(1.) THIS petition for revision is directed against the order of the appellate authority confirming on appeal the order of the Rent Controller ordering eviction of the tenant, Kirpal Singh.
(2.) THE site in dispute belongs to the Municipal Committee. It was leased out by the Municipal Committee to Parabhjot Singh. Parabhjot Singh, in turn, rented out the same to Kirpal Singh. It is in evidence that Parabhjot Singh constructed some structures on the land and it were those structures which were rented out to Kirpal Singh. This renting was under the Rent Note, dated 1st of September 1963. The rent was fixed at Rs. 35/ - per mensem. Before the present eviction application was filed, a few other events that took place may be noticed. On November 25, 1963, this very plot was allotted by the Municipal Committee to Kirpal Singh who had been inducted on the same by Parabhjot Singh in September, 1963. This allotment in favour of Kirpal Singh was cancelled by the Municipal Committee on April 9, 1964 and the plot was re -allotted to Parabhjot Singh.

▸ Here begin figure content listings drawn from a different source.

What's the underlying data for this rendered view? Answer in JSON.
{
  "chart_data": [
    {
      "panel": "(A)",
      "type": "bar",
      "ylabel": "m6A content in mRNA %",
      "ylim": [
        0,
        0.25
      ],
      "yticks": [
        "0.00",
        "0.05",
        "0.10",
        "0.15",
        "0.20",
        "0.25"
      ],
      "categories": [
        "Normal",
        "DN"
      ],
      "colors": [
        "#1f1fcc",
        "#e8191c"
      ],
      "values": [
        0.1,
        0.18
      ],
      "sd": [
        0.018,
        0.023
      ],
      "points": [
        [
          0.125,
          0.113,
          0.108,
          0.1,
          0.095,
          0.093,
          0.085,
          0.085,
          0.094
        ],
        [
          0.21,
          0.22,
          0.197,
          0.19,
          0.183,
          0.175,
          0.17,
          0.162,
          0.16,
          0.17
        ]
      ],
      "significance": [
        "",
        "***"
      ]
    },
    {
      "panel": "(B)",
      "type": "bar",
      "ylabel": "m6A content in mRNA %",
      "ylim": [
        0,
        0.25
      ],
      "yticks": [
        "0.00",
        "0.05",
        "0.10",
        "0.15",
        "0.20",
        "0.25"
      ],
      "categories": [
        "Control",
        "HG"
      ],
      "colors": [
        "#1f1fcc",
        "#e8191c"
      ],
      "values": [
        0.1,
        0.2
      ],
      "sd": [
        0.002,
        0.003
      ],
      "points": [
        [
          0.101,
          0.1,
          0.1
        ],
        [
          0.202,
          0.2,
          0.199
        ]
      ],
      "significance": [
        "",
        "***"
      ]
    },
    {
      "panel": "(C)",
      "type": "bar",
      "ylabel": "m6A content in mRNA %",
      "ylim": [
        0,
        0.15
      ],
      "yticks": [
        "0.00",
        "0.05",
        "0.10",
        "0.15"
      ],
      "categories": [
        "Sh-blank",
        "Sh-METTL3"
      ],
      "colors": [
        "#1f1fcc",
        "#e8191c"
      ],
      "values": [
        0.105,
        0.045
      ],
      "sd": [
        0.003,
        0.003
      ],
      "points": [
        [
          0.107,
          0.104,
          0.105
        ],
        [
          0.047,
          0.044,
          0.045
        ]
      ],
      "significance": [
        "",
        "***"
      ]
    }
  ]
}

In 1965, the present application for eviction of Kirpal Singh was lodged by Parabhjot Singh under the Rent Restriction Act on the solitary ground that the rent was in arrears. On the first hearing the rent was not paid. On the other hand, the defence set up by Kirpal Singh was that the application under Section 13 of the Punjab Urban Rent Restriction Act was not maintainable because the provisions of the Act were not made applicable to Municipal lands. He further pleaded that there was no relationship of landlord and tenant between him and Parabhjot Singh because the subletting to him was without the consent of the Municipal Committee. Both these defences were rejected by the Rent Controller and an order of eviction was passed. An appeal against this decision to the appellate authority also failed. The findings of the Rent Controller were affirmed. The tenant has come up in revision to this Court. The only point that has been seriously canvassed is that the provisions of the Rent Restriction Act are not applicable because of the following Notification:
(3.) ADVERTING to the first contention, the argument is that the superstructures with the land underneath were rented out to Kirpal Singh. Therefore, there is part renting out of the land as no superstructure can stand without the land inasmuch as land becomes an integral part of the building or the superstructure. In support of this contention, reliance has been placed on Corporation of the City of Victoria v. Bishop of Vancouver Island, (1921) 2 A.C. 385 and Mathura Prasad Rajghoria and Ors. v. Corporation of Calcutta : A.I.R. 1945 Cal. 470. Both these decisions fully support the contention of the learned Counsel. No decision taking the contrary view has been brought to my notice. The only decision on which reliance was placed for the Respondent is Pyara Singh v. Mahant Gurmukh Das and Anr., 1964 P.L.R. 153, but that case does not help the learned Counsel for the Respondent for the simple reason that in that case the landlord had authorized the tenant to put superstructures on the land. In the present case, there is no such resolution of the Municipal Committee permitting the tenant to build on the rented land. The superstructures have been constructed on the land by Parabhjot Singh without the consent of the Municipal Committee and they have not yet accorded their consent to the construction of the superstructures either impliedly or expressly. Therefore, the position is that the land on which the superstructures stand, being Municipal land, it is exempt from the provisions of the East Punjab Urban Rent Restriction Act in view of the notification. The words of the notification are very clear and admit of no other construction. The result, therefore, would be that no petition for eviction regarding Municipal land can be filed before the Rent Controller under the provisions of the East Punjab Urban Rent Restriction Act. It appears that both the Rent Controller and the appellate authority were obsessed with the idea that the superstructure is something apart from the land but this contention would only mean that the superstructure hang in the air and do not rest on Municipal land. It appears to me, therefore that the decision of the Rent Controller as well as the appellate authority cannot be sustained so far as the Rent Restriction Act is concerned because the provisions of this Act have been expressly kept in abeyance so far as the Municipal land is concerned. The remedy of the Respondent is to seek eviction of the Petitioner in a civil Court.